As a rational consumer, you aren't going to pay more for less, and thus you substitute for another similar good just like good neoclassical people should. You have separated out and lose the experience of collective action, of spontaneous unity and shared joy which football revealed to people every weekend for years. What you have forgotten is that football is not a product, and that is how they got you in to the cult, my friend. It is created as a spectacle by gatherings and organisations of people to enjoy in itself, the money is paid in to fund the collective aspirations and should be reasonable to the wages of the collective. Football can be changed by the people that support it, it isn't a bag of fucking crisps or razor blades which you can just substitute for something else, it is a living expression of unity. Football has resisted disunity for years, even when other realms of society have fallen away. These ideals have been retained in other countries, and they can be here too, though only with fan involvement.

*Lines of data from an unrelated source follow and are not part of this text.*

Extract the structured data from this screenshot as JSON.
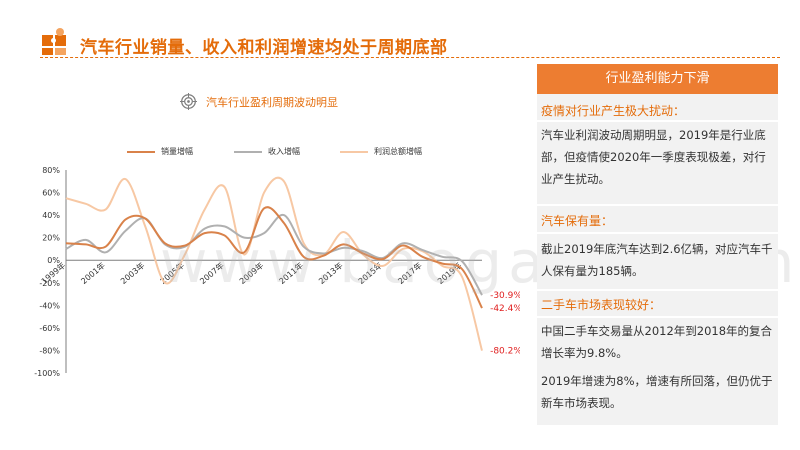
{
  "header": {
    "title": "汽车行业销量、收入和利润增速均处于周期底部"
  },
  "chart": {
    "title": "汽车行业盈利周期波动明显"
  },
  "panel": {
    "title": "行业盈利能力下滑",
    "sections": [
      {
        "heading": "疫情对行业产生极大扰动：",
        "text": "汽车业利润波动周期明显，2019年是行业底部，但疫情使2020年一季度表现极差，对行业产生扰动。"
      },
      {
        "heading": "汽车保有量：",
        "text": "截止2019年底汽车达到2.6亿辆，对应汽车千人保有量为185辆。"
      },
      {
        "heading": "二手车市场表现较好：",
        "text": "中国二手车交易量从2012年到2018年的复合增长率为9.8%。",
        "text2": "2019年增速为8%，增速有所回落，但仍优于新车市场表现。"
      }
    ]
  },
  "watermark": "www.baogao8.com",
  "colors": {
    "accent": "#e46c0a",
    "sales": "#d9824a",
    "revenue": "#b0b0b0",
    "profit": "#f7c8a4"
  },
  "chart_data": {
    "type": "line",
    "x": [
      "1999年",
      "2000年",
      "2001年",
      "2002年",
      "2003年",
      "2004年",
      "2005年",
      "2006年",
      "2007年",
      "2008年",
      "2009年",
      "2010年",
      "2011年",
      "2012年",
      "2013年",
      "2014年",
      "2015年",
      "2016年",
      "2017年",
      "2018年",
      "2019年",
      "2020Q1"
    ],
    "x_tick_labels": [
      "1999年",
      "2001年",
      "2003年",
      "2005年",
      "2007年",
      "2009年",
      "2011年",
      "2013年",
      "2015年",
      "2017年",
      "2019年"
    ],
    "y_ticks": [
      "80%",
      "60%",
      "40%",
      "20%",
      "0%",
      "-20%",
      "-40%",
      "-60%",
      "-80%",
      "-100%"
    ],
    "ylim": [
      -100,
      80
    ],
    "series": [
      {
        "name": "销量增幅",
        "values": [
          15,
          14,
          12,
          36,
          37,
          15,
          13,
          24,
          22,
          7,
          46,
          33,
          3,
          4,
          14,
          6,
          1,
          13,
          3,
          -3,
          -8,
          -42.4
        ],
        "end_label": "-42.4%"
      },
      {
        "name": "收入增幅",
        "values": [
          10,
          18,
          7,
          26,
          37,
          14,
          12,
          28,
          30,
          20,
          24,
          40,
          12,
          6,
          11,
          8,
          2,
          15,
          9,
          3,
          -1,
          -30.9
        ],
        "end_label": "-30.9%"
      },
      {
        "name": "利润总额增幅",
        "values": [
          55,
          50,
          45,
          72,
          30,
          -20,
          5,
          45,
          65,
          5,
          60,
          70,
          15,
          5,
          25,
          5,
          -5,
          10,
          8,
          -5,
          -15,
          -80.2
        ],
        "end_label": "-80.2%"
      }
    ],
    "end_labels": [
      "-30.9%",
      "-42.4%",
      "-80.2%"
    ]
  }
}
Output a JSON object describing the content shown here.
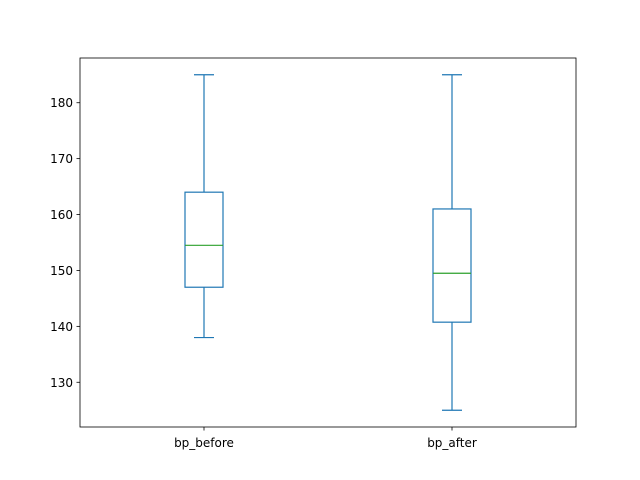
{
  "chart_data": {
    "type": "box",
    "title": "",
    "xlabel": "",
    "ylabel": "",
    "categories": [
      "bp_before",
      "bp_after"
    ],
    "boxes": [
      {
        "name": "bp_before",
        "whisker_low": 138,
        "q1": 147,
        "median": 154.5,
        "q3": 164,
        "whisker_high": 185
      },
      {
        "name": "bp_after",
        "whisker_low": 125,
        "q1": 140.75,
        "median": 149.5,
        "q3": 161,
        "whisker_high": 185
      }
    ],
    "ylim": [
      122,
      188
    ],
    "yticks": [
      130,
      140,
      150,
      160,
      170,
      180
    ],
    "grid": false,
    "colors": {
      "box": "#1f77b4",
      "median": "#2ca02c",
      "axes": "#000000"
    }
  }
}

There are affordable games available in the non league for those keen to wean themselves of corporate sofa football, however only when fans harry teams and leagues into improving the atmosphere and experience in stadia through re-introducing standing and letting people drink again not to mention lowering ticket prices will we see a change. Wages for players need to be capped, we can hardly kick sky out of the equation, however the more people that goto the ground the less watch there programmes, and it can be reduced to a reasonable amount of games. I would love it if sky changed first, however the leaders of cults tend to be dogmatic - far better to escape back to the real world and face up to these wider problems in the games which are turning people off.

Before you start whingeing that you live 200 miles away from your team and therefore cant get to the games etc, you might want to start asking why that is. It will almost certainly be because of current societal forces, however the response to this is not bleak acceptance and moving to London, it can be resistance and pride in where you are from, through resistance and pride in football. I can hardly blame people for being part of the cult, I am only trying to break you out of it. Unity is strength, leave the cult of the individual and join me and the others back in the lovely, cruel real world.